4.1 In Satz 1 wird die Textstelle „die Einnahmen nach § 1 Absatz 3“ durch die Wörter „seine Erträge“ ersetzt.
4.2 In Satz 2 wird die Textstelle „nach § 2“ gestrichen.“

q) Artikel 40 wird um folgenden § 8 ergänzt:
㤠8 Evaluation
Der Senat legt der Bürgerschaft bis zum 31. März 2021 einen Bericht über die Erfahrungen mit diesem Gesetz vor.“

2. Der Senat wird darüber hinaus ersucht,

Zu § 10 Absatz 3:
a)
i. die Berichte gemäß § 10 Absatz 3 in der Regel innerhalb von sechs Wochen nach Ende eines Quartals der Bürgerschaft zuzuleiten.
ii. im Bericht zum 1. Quartal eines Jahres sind zu den dort vorgesehenen, in der Regel drei Fachkennzahlen pro Aufgabenbereich auch die IST-Werte (Jahreswert) des Vorjahres darzustellen.
iii. über die Inanspruchnahme von Deckungsfähigkeiten im jeweils nächsten Bericht zu berichten.

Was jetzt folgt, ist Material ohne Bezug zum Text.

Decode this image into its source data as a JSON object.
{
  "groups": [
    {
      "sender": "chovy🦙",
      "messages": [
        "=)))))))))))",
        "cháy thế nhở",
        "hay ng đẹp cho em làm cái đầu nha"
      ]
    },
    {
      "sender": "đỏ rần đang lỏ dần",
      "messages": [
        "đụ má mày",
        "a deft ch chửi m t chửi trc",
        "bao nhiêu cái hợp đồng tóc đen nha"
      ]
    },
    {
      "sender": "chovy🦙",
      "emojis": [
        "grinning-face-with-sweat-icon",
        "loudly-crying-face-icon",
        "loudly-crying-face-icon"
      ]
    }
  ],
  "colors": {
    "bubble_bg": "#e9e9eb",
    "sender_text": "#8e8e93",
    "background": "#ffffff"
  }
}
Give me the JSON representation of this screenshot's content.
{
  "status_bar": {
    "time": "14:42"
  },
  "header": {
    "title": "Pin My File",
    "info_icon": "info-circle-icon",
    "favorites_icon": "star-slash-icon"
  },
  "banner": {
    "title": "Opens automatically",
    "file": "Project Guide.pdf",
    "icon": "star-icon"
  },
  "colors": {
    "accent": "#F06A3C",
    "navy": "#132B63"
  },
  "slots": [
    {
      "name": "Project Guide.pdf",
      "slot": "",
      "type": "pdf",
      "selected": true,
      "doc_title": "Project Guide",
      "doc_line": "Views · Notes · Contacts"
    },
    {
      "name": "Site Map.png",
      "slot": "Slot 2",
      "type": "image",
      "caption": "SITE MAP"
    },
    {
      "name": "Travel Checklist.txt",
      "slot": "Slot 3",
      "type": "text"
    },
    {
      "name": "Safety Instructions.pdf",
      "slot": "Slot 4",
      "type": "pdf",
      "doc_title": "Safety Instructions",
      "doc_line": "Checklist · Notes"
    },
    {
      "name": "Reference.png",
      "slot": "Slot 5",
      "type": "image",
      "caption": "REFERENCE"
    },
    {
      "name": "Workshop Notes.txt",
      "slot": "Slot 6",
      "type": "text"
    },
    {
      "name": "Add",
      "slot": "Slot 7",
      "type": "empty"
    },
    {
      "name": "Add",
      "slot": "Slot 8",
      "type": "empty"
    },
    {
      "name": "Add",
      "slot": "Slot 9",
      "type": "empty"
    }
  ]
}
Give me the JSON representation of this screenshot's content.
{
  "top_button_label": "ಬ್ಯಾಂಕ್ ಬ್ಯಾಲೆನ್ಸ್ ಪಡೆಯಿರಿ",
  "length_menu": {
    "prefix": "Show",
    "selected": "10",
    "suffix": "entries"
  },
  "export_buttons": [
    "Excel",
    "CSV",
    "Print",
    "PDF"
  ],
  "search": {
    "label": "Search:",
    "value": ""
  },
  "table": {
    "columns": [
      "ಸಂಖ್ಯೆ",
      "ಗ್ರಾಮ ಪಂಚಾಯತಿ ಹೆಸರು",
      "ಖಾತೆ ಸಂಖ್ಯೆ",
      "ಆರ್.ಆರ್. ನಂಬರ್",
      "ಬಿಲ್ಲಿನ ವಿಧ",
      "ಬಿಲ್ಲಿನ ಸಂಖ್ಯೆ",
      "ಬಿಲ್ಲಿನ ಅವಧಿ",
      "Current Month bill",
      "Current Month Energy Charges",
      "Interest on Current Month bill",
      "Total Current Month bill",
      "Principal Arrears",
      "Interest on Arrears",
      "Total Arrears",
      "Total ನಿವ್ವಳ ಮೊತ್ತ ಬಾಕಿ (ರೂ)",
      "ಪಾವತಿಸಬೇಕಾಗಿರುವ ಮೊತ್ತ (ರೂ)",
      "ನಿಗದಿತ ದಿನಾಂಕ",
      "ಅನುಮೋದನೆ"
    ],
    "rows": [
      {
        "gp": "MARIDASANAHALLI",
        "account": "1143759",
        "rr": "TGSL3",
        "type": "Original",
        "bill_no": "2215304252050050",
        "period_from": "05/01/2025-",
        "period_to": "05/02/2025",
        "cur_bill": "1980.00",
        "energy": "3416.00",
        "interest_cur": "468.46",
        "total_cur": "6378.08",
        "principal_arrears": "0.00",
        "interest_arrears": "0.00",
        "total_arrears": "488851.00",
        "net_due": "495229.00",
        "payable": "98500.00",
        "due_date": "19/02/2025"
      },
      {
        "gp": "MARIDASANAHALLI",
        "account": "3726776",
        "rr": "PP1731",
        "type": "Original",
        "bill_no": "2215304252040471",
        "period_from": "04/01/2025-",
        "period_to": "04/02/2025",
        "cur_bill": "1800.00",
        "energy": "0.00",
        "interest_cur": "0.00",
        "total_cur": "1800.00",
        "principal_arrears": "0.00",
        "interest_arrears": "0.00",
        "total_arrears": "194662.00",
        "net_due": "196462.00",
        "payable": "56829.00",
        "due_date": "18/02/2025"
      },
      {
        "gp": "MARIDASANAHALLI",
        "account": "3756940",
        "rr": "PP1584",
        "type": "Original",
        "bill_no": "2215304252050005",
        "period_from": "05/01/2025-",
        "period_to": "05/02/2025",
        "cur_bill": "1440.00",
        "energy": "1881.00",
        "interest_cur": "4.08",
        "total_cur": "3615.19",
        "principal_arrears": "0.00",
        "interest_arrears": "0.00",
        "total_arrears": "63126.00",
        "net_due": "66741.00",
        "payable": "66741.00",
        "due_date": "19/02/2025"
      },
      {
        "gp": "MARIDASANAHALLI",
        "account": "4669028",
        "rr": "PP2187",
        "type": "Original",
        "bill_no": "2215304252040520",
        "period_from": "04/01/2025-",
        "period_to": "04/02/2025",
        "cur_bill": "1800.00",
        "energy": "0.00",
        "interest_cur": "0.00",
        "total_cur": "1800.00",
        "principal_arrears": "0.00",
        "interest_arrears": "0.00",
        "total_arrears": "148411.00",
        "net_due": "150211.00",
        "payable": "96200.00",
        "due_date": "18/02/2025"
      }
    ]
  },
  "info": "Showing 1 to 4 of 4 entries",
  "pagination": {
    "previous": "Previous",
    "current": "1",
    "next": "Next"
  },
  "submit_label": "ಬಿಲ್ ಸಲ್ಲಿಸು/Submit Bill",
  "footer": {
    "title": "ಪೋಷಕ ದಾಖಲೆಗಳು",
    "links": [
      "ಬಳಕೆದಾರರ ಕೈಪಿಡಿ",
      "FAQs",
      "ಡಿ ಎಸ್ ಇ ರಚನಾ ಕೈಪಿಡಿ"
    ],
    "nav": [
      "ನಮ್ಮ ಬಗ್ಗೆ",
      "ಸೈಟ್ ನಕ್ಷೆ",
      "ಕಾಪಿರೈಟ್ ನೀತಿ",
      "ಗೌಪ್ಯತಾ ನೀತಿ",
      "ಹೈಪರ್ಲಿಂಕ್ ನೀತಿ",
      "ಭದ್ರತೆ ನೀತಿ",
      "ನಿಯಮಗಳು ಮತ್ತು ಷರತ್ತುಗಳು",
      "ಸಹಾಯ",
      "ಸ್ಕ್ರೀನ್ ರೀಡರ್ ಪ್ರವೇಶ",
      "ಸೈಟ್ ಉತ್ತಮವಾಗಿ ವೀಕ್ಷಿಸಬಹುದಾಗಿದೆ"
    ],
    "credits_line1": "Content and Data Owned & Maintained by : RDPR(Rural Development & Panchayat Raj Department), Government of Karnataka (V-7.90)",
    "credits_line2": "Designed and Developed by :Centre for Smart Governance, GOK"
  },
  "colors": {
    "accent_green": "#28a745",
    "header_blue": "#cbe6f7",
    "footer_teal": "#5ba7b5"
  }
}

iv. in den Verwaltungsvorschriften zu diesem Gesetz verbindlich zu regeln, wann eine erhebliche Abweichung vorliegt.

Zu § 26:
b) in Verwaltungsvorschriften zu regeln,
i. dass eine Kreditaufnahme unmittelbar durch Landesbetriebe und Hochschulen ausgeschlossen ist;
ii. dass Investitionen in den Wirtschaftsplänen der Landesbetriebe, Sondervermögen und Hochschulen einzeln veranschlagt werden, wenn dies auf Grund ihrer Bedeutung oder ihres finanziellen Umfangs geboten ist;
iii. dass die Verwendung eines Veräußerungsgewinns (ein über dem Buchwert liegender Erlös) eines Landesbetriebs, eines Sondervermögens oder einer Hochschulen unter Einwilligungsvorbehalt der für die Finanzen zuständigen Behörde gestellt ist und über derartige Gewinne und deren Verwendung im Rahmen des Berichtswesens zu berichten ist;
c) in den Wirtschaftsplänen der Landesbetriebe jeweils zu begründen, warum eine Organisation der Aufgabe in einem Landesbetrieb sinnvoll ist.
d) zu prüfen, ob die Bezüge der Geschäftsführer der Einrichtungen nach § 106 LHO künftig so gestaltet werden können, dass neben einem Fixum eine erfolgsabhängige Tantieme auf Basis einer Zielvereinbarung gezahlt wird.

Zu § 28 Absatz 2:
e) dem Haushaltsplan-Entwurf und der Haushaltsrechnung künftig einen Bericht beizufügen, aus dem überjährig die geleisteten Einzahlungen und Auszahlungen aus finanziellen Transaktionen hervorgehen.

Zu § 28 Absatz 3:
f) die Haushaltsrechnung um einen Bericht über Kassenverstärkungskredite zu ergänzen.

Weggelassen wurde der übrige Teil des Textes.